El proyecto de los Miralowski era hacer en compañía de Alejo una buena parte de la marcha. La seguridad al principio de un viaje es una buena manera de ponerse en disposición de felices aventuras.
Con la más escrupulosa atención, unas veces Iván, otras Fedor, levantaban las huellas del oso, explicando a los cazadores cosas que les maravillaban. La caza, llevada de un ardor juvenil, iba a paso de carga a través de las estepas. En el momento de descubrir el animal, desaparecía. Quizá era el espejismo, quizá la astucia desplegada por el oso para sustraerse a sus enemigos.
Lo más bonito del caso fue que el oso, como si hubiese querido burlarse de los que le perseguían, volvió gravemente sobre sus pasos y se extendió ante el fuego abandonado, limpiándose las patas con un cuidado muy particular.
Por la mañana, Iván y Fedor, que deploraban sin Cesar la mala suerte de la caza, se pusieron solos en campaña.
Querían a todo trance matar al oso, y a pesar de la oposición de los demás cazadores, se introdujeron por los claros del bosque, donde, decían ellos, el oso daba señales de su presencia. Pero no volvieron más.

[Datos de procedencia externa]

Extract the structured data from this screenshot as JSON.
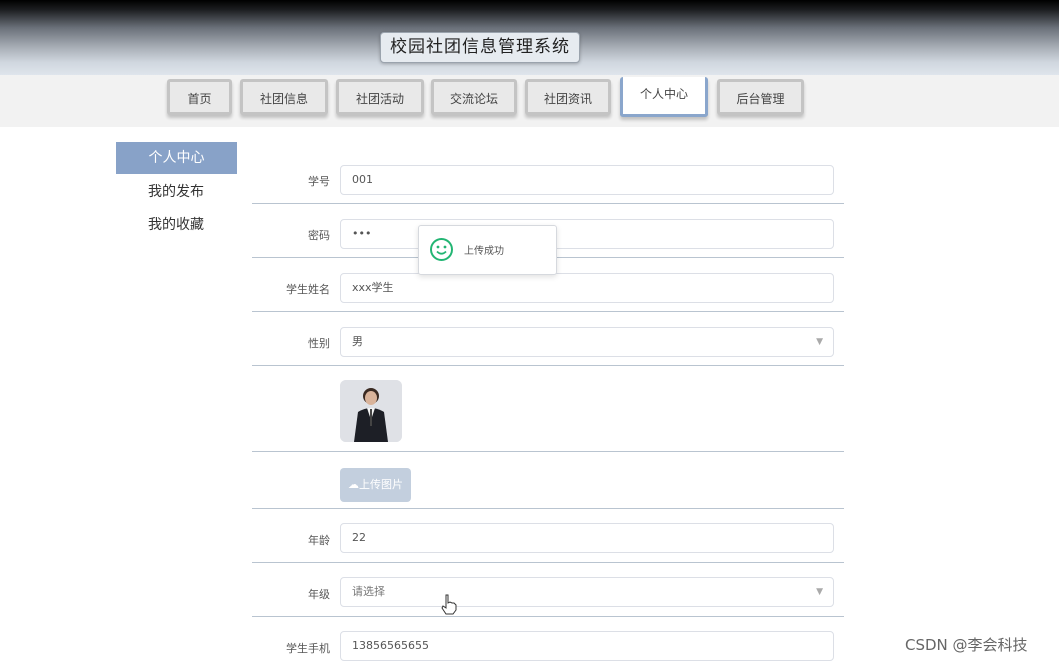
{
  "app": {
    "title": "校园社团信息管理系统"
  },
  "nav": {
    "items": [
      {
        "label": "首页"
      },
      {
        "label": "社团信息"
      },
      {
        "label": "社团活动"
      },
      {
        "label": "交流论坛"
      },
      {
        "label": "社团资讯"
      },
      {
        "label": "个人中心"
      },
      {
        "label": "后台管理"
      }
    ],
    "active": "个人中心"
  },
  "sidebar": {
    "items": [
      {
        "label": "个人中心"
      },
      {
        "label": "我的发布"
      },
      {
        "label": "我的收藏"
      }
    ],
    "active": "个人中心"
  },
  "form": {
    "student_id": {
      "label": "学号",
      "value": "001"
    },
    "password": {
      "label": "密码",
      "value": "•••"
    },
    "student_name": {
      "label": "学生姓名",
      "value": "xxx学生"
    },
    "gender": {
      "label": "性别",
      "value": "男"
    },
    "upload": {
      "label": "上传图片",
      "icon": "cloud-upload-icon"
    },
    "age": {
      "label": "年龄",
      "value": "22"
    },
    "grade": {
      "label": "年级",
      "value": "请选择"
    },
    "phone": {
      "label": "学生手机",
      "value": "13856565655"
    }
  },
  "toast": {
    "text": "上传成功",
    "icon": "smile-icon",
    "color": "#22b573"
  },
  "colors": {
    "accent": "#88a2c8",
    "nav_active_border": "#8aa6cc"
  },
  "watermark": "CSDN @李会科技"
}
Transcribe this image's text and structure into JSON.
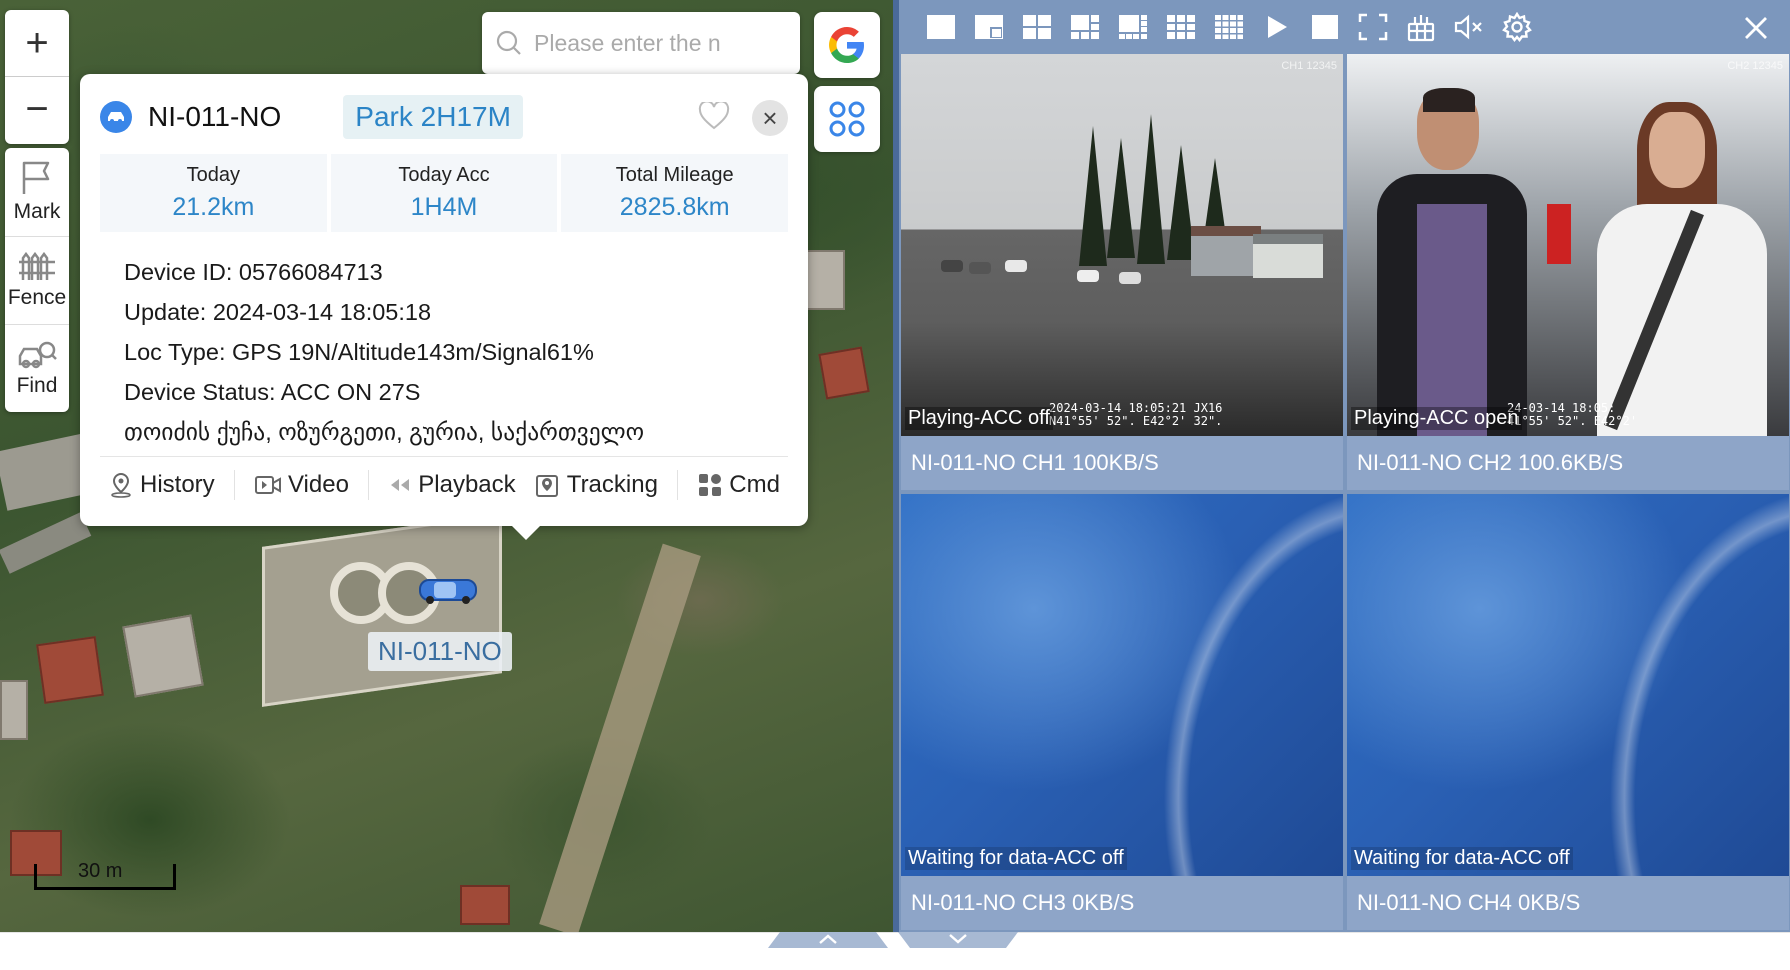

El oso sin duda se los había comido. De allí un nuevo y grande ardor de venganza. Alejo juró no entrar en Tobolsk sin la piel del oso, que había por segunda vez devorado dos hombres.
¡Pobre oso! Mejor prefería un panal de miel que la carne humana, y con una gran sangre fría para un personaje perseguido, se fue, bien limpiado, a procurar hacer salir las abejas de las colmenas del bosque.
Mientras Alejo procuraba inflamar con sus discursos el ardor de sus camaradas; llegó un correo que les buscaba desde la noche, siendo posible encontrarles gracias a la particularidad de las soledades del Norte de oír a muchas leguas el sonido de la voz. La de Alejo, alta y fuerte, le había sido útil a través del profundo silencio."

Louise Michel
El mundo nuevo




“Puesto que parece ser que todo corazón que late por la libertad no tiene derecho sino a un poco de plomo, yo reclamo mi parte.”